Vingt ans après ces évènements, on continue à se poser des questions sur la responsabilité politique de la mort des trois leaders indépendantistes : Jean Marie Tjibaou, Yewene Yewene et Djoubély Wea le 4 mai 1989 à Wadrilla (Ouvéa). En signant cet accord, qui contrait l’indépendance du pays kanak, Jean Marie Tjibaou avait t-il conscience qu’il mettait sa vie en danger et pourquoi l’a-t-il accepté ? Ou alors comment les négociateurs de l’Etat l’ont-t-il persuadé de signer, avaient t-ils des moyens de pression sur sa personne ? A-t-il fait l’objet de pressions par rapport à la mort de ses frères et au massacre d’Ouvéa ? Dans quel état d’esprit était-il ? Certains ont-ils profité de sa « fragilité » pour lui arracher cet accord qui devait le conduire à la mort ?
Avant cette nuit du 25 au 26 juin 1988, il nous a fait part du ton parfois menaçant de ses interlocuteurs, comme par exemple que le statut Pons ne serait pas modifié s’il ne signait pas un accord, que les milices dont il demandait le désarmement, ne seraient pas désarmées, que l’armée française pourrait encore intervenir sur d’autres points du Territoire s’il le fallait etc… « Voulez vous la mort de votre peuple » lui a-t-on demandé. Les menaces s’accompagnaient en outre de promesses. Ainsi, en contrepartie d’un accord, l’Etat allait s’engager à pourvoir à la Nouvelle Calédonie les moyens d’un développement sous le principe du rééquilibrage, pour préparer le pays à l’indépendance, mais ceci reportait à plus tard la question de l’exercice du droit à l’autodétermination et à l’indépendance.
Par ses interrogations et ses doutes, Jean Marie Tjibaou exprimait sa volonté d’avoir le soutien des instances du FLNKS, avant de poursuivre les négociations avec l’Etat.
Aussi, je tiens à vous faire part d’un fait que je considère très important, il s’agit d’une lettre de Jean Marie Tjibaou adressée au premier ministre M.Rocard le 25 juin 1988. En fin d’après midi, ce jour là, il avait demandé à Yéwéné Yéwéne, Léopold Jorédié et moi-même de le rejoindre dans sa chambre d’hôtel. Il nous explique qu’après les rencontres bilatérales avec le premier ministre, il va devoir accepter de signer un accord qu’il ne peut assumer seul. Il a donc besoin de recueillir l’aval et le soutien du FLNKS sur les contours d’un éventuel accord avant d’engager son peuple. Le ton et le contenu de la lettre reflétaient la gravité du moment. Ainsi, il viendrait à Matignon avec sa délégation mais après avoir entendu le premier ministre, il comptait lui demander de suspendre de quelques semaines les négociations. Je vais personnellement déposer la lettre à Matignon, il demande à Léopold Jorédié et moi-même d’attendre à son hôtel le retour de la délégation. Que se passe t-il après ? L’attente dure toute la nuit et le dimanche 26 juin, au petit matin, on apprend qu’il a finalement signé l’accord dit de Matignon alors que, d’après le planning, les rencontres devaient se poursuivre encore le mardi. Le piège mis en place par Mr Rocard s’était refermé, une fois de plus, à partir de pressions et de fausses promesses. (10).
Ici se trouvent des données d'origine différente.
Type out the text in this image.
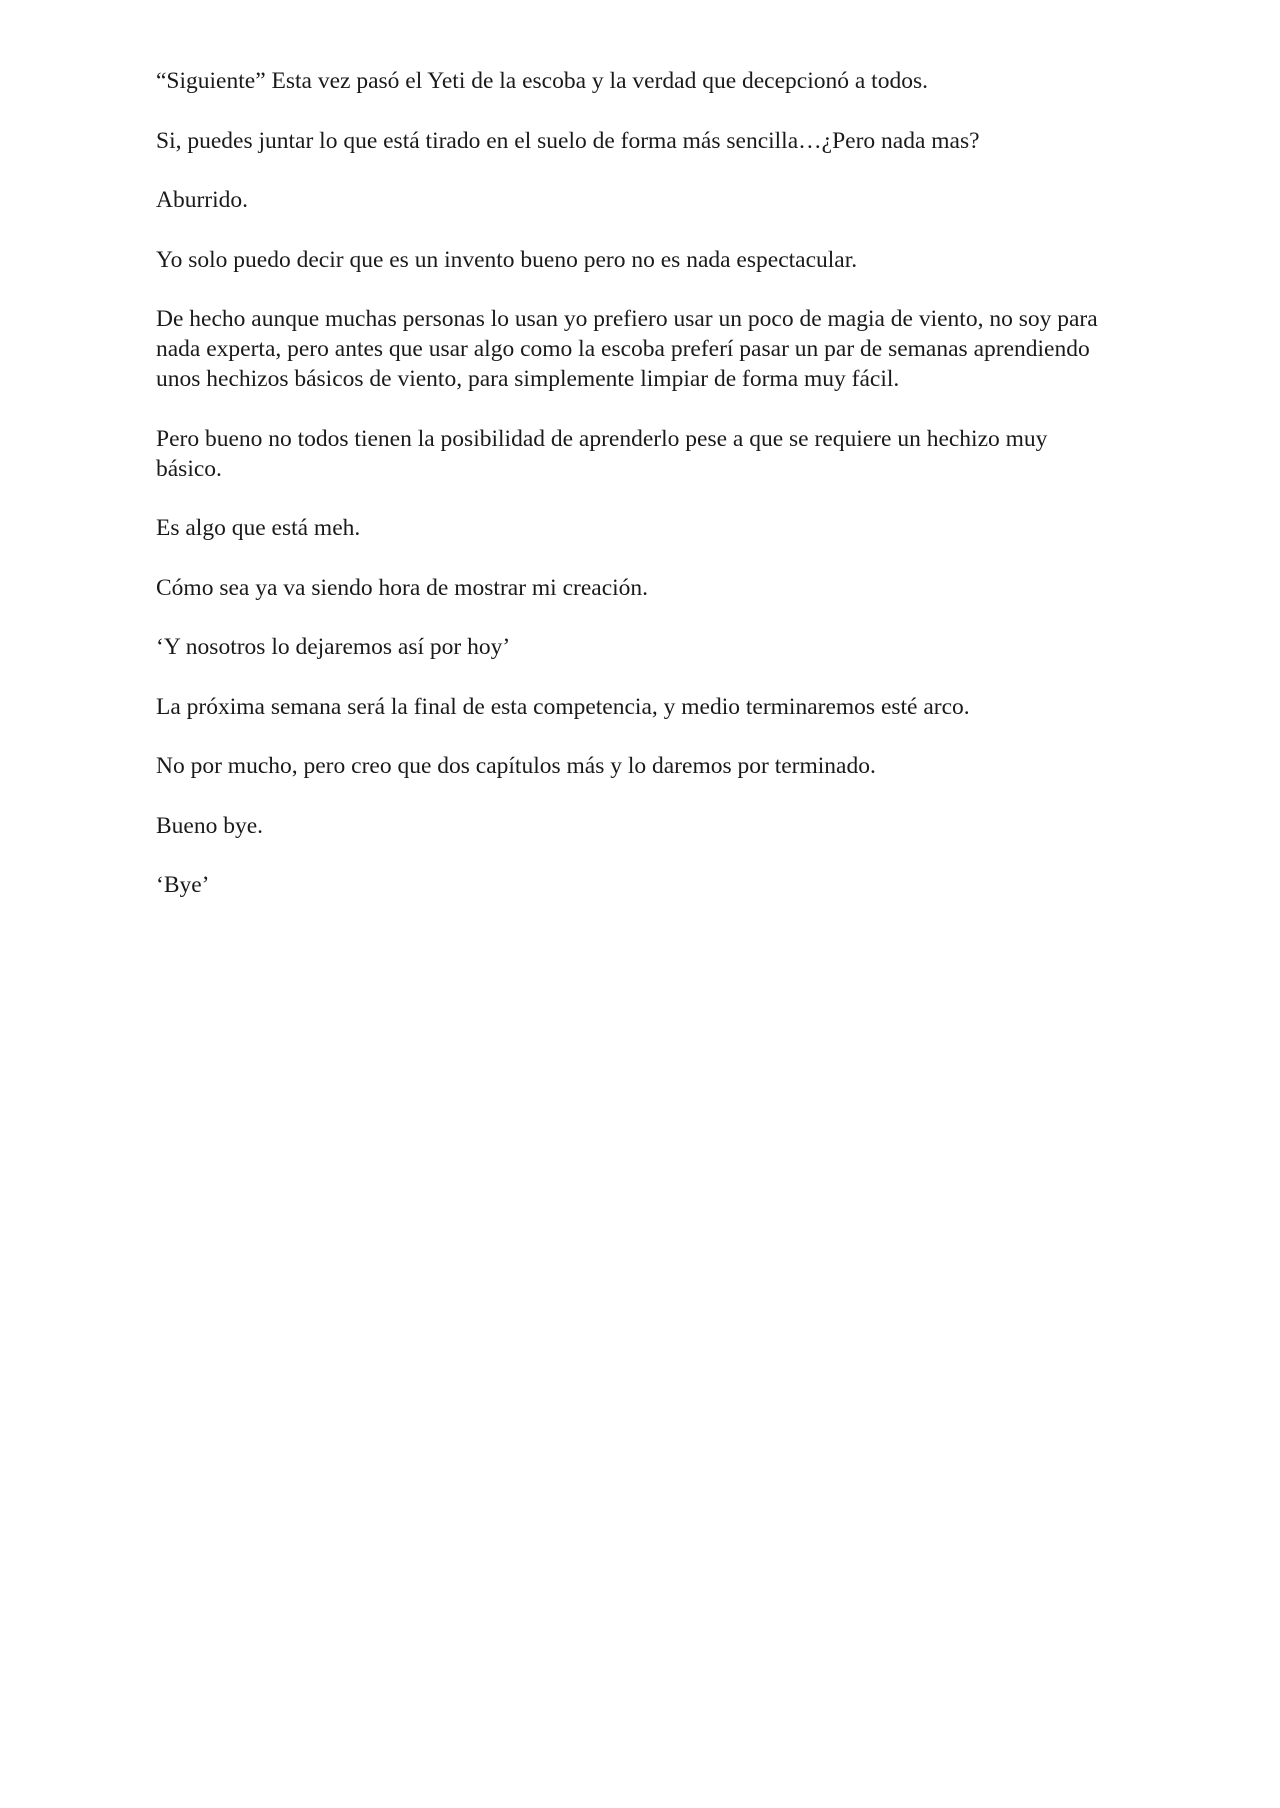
“Siguiente” Esta vez pasó el Yeti de la escoba y la verdad que decepcionó a todos.

Si, puedes juntar lo que está tirado en el suelo de forma más sencilla…¿Pero nada mas?

Aburrido.

Yo solo puedo decir que es un invento bueno pero no es nada espectacular.

De hecho aunque muchas personas lo usan yo prefiero usar un poco de magia de viento, no soy para nada experta, pero antes que usar algo como la escoba preferí pasar un par de semanas aprendiendo unos hechizos básicos de viento, para simplemente limpiar de forma muy fácil.

Pero bueno no todos tienen la posibilidad de aprenderlo pese a que se requiere un hechizo muy básico.

Es algo que está meh.

Cómo sea ya va siendo hora de mostrar mi creación.

‘Y nosotros lo dejaremos así por hoy’

La próxima semana será la final de esta competencia, y medio terminaremos esté arco.

No por mucho, pero creo que dos capítulos más y lo daremos por terminado.

Bueno bye.

‘Bye’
Au cours de l’année d’administration directe (1988-1989) Jean Marie Tjibaou s’est plaint à plusieurs reprises des mensonges avérés, des promesses non tenues, et des difficultés qu’il rencontrait déjà pour faire vivre l’accord de Matignon Oudinot. Ainsi, preuves statistiques à l’appui, l’Etat disait, contrairement aux chiffres avancés par le FLNKS, que les kanak seront majoritaires au référendum de 1998. Par ailleurs le gouvernement s’engageait à freiner le flux de migration en provenance de la Métropole notamment par la suppression de l’indexation des retraites. Enfin des mesures d’accompagnement seront prises pour inciter les expatriés métropolitains à rentrer en France. (11). Au lendemain du référendum du 6 novembre 1988, il déclarait à une journaliste Australienne à propos de ces accords « Le FLNKS n’est pas marié aux dix ans de l’accord, il s’y tiendra si les autres s’y tiennent. Que font aujourd’hui certains signataires alors qu’il est question de partager ? En fait, ils ne partagent rien, ils ne cherchent qu’à exclure les autres.». Dans une interview donnée à un journal australien à Sydney en janvier 1989, il laissait entendre un éventuel retrait de cet accord, quelques mois plus tard, il était assassiné à Wadrilla lors de la cérémonie de levée de deuil des 19 martyrs d’Ouvéa. Son assassinat et le sang versé scellaient définitivement l’accord de Matignon Oudinot, telle est la tradition kanak. Il portait seul la responsabilité de l’accord, lui seul pouvait revenir sur cet accord, sa mort liait le FLNKS à l’accord de Matignon puis dans son prolongement, à celui de Nouméa signé 10 ans plus tard. Certains avaient-ils fait le lien entre sa nécessaire disparition et la survie de l’accord ?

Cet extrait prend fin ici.